Going through any form of legal process and documentation can be exhausting and complicated for many Nepalis. It takes a lot of time, effort, and money to visit legal offices, select specialized lawyers, explain your questions, get answers, and pay them.
Santosh Giri, Sanjaya Singh, and Aalok Subedi came up with a firm called SiliconHire and launched MeroAdda with the goal of fostering access to law, justice, and overall government affairs in Nepal through the use of technology in order to resolve this struggle and digitise the legal profession.
MeroAdda has already established itself as a pioneer in offering legal and administrative consulting services in Nepal, where such businesses are nearly unheard of.
What is MeroAdda?
Subedi elaborates. SiliconHire Pvt Ltd’s MeroAdda is one of their products. The SiliconHire Company established an online platform in Nepal that allows advocates to sign up and other individuals (service recipients) to ask legal questions anonymously and for free. They can also look for answers by searching for lawyers based on their areas of expertise or districts.
“Lawyers can also build a profile for free, and this platform enhances the chances of lawyers receiving more cases and businesses,” Subedi adds.
It also offers small and medium enterprises (SMEs) and startups professional services such as company registration, company closure, leasing agreement, design/patent/trademark registration, company renewal, and more. MeroAdda’s main source of income comes from this. This corporation also makes money by outsourcing legal processes.
Subedi explains, “As a self-sustaining firm, we have invested roughly Rs 15 million from the income itself to date.”
A common friend introduced Aalok Subedi to Santosh Giri, another co-founder of the company, in the United States in 2011. When they met, Giri was already working in the legal area. In 2014/15, the duo was joined by Sanjaya Singh, a technical veteran with years of experience.
“At that time, in the United States, we used to find many loopholes while conducting legal work because the majority of the job was done manually, making the method tedious,” Subedi recalls. As a result, many businesses used to put off regulatory compliance, only to be fined later.”
This situation presented them with an opportunity. They decided to concentrate on legal technologies and began their investigation. They discovered that there are just a handful companies working in this field around the world.
As a result, in 2012, they began by offering a compliance tool in the United States. They immediately applied for patents and trademarks, which they were granted.
“This gave us a lot of energy. This reinforced our opinion that this sector has a broader potential and that legal work that is currently done manually may be mechanized to strengthen it. We also created legal tech products/platforms to provide legal and HR services in parallel.”
After a few years, they considered extending to Nepal, but discovered that such services were not available in the motherland. As a result, Subedi went to Nepal in 2017 and began developing a legal digital platform that the general people could use. They also studied about Nepali laws, provisions, procedures, and legal works side by side. They went to law firms, met a lot of lawyers, and talked to a lot of people.
“On September 20, 2019, we officially launched Meroadda.com,” Subedi said.

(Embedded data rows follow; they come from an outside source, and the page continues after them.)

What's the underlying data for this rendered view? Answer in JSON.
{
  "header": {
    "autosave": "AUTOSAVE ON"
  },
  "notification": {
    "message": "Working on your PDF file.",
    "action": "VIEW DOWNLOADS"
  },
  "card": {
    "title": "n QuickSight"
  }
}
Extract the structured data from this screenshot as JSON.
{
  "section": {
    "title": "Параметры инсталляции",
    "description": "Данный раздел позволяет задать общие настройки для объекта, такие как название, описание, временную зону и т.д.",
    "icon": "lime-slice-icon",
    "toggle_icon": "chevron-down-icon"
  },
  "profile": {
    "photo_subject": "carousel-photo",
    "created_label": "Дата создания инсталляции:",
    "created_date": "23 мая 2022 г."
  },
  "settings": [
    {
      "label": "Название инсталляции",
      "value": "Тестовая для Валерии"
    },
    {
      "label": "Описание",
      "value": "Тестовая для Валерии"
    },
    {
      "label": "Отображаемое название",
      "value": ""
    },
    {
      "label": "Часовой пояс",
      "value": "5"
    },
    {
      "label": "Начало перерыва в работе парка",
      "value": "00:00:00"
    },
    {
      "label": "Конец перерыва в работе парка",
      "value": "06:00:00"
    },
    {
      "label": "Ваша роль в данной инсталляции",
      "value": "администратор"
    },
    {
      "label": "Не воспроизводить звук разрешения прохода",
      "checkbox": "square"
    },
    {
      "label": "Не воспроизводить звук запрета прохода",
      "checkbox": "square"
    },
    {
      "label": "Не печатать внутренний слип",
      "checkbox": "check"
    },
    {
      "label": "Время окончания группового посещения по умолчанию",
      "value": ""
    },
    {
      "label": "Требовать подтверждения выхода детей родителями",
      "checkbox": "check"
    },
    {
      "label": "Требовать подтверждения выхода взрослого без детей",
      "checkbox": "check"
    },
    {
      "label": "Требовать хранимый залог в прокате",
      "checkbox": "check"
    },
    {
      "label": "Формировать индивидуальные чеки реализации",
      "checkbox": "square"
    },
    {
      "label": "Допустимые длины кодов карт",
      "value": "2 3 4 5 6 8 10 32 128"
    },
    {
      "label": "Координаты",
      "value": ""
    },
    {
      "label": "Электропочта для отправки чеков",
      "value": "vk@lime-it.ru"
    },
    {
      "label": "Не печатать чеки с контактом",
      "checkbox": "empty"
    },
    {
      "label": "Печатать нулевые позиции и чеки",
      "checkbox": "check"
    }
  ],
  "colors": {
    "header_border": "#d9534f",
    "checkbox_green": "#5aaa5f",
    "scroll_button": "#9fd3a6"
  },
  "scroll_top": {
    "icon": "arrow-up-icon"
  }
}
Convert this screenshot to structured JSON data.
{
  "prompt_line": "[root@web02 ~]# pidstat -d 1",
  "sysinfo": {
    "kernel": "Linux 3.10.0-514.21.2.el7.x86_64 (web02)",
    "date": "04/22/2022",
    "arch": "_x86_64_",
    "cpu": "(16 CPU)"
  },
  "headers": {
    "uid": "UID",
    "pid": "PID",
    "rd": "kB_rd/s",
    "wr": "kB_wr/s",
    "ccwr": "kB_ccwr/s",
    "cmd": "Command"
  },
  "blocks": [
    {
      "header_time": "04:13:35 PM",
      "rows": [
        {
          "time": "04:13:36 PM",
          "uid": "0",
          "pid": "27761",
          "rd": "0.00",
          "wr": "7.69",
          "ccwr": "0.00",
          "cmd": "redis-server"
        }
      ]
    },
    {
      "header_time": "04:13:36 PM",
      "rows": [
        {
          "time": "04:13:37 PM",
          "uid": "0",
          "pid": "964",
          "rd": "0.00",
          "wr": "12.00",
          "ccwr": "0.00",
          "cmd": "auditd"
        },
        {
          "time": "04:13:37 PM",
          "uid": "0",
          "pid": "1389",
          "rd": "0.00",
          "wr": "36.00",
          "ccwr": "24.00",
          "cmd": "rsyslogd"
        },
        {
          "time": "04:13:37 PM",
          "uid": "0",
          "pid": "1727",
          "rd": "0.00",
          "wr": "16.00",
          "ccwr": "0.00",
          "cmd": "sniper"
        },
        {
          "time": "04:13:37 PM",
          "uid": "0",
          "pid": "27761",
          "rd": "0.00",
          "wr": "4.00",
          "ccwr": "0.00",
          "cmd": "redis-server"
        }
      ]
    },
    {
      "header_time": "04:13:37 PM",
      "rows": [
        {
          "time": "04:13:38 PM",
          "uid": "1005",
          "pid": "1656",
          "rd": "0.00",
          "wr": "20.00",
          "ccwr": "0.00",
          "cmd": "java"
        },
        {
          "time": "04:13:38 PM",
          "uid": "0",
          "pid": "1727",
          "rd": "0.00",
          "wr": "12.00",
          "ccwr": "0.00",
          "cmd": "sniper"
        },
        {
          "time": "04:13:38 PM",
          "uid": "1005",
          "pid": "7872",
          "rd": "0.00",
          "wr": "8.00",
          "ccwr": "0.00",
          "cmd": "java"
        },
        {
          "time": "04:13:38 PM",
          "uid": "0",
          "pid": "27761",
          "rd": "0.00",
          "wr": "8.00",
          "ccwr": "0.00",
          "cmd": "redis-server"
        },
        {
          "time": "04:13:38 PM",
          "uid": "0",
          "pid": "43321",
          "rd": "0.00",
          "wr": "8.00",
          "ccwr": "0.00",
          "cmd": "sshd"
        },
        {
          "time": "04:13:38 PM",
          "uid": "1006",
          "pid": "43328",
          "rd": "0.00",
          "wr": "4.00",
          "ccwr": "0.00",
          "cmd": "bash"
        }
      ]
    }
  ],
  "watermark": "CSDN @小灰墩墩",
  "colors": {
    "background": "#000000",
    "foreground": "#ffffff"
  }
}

According to Subedi, they titled this venture “MeroAdda” since many Nepalis refer to government offices as “adda.” At the same time, the majority of people perceive legal work to be both tedious and difficult. As a result, the word’mero’ is added to create a sense of proximity.
“As a new concept in the country, it was quite difficult to get the public, as well as the attorneys, to understand the idea of our platform in the early days,” Subedi says.
Although Nepal has a high internet penetration rate, technology literacy is extremely low. They didn’t get any questions at first. People started asking their questions on MeroAdda’s social media accounts and chatbox after a while, rather than through the website, because many people in Nepal aren’t used to it, Subedi adds.
“This wasn’t the only stumbling block. Many lawyers were hesitant to join us because the Nepal Bar Council’s code of conduct prohibits lawyers and advocates from advertising themselves in Nepal, and many questioned why they should answer for free.”
Getting Over Obstacles
Recognizing the difficulties, Subedi and his team set out to educate the general public and lawyers about the efficiency and importance of legal technology, as well as how it can be a win-win platform for both using social media platforms and visiting attorneys and law firms.
The team is focused on introducing more complex and automated legal tech services and solutions with low fees in the future. The company is also working on DIY contracts, law firm case management systems, and automated tools for tracking legal professional services.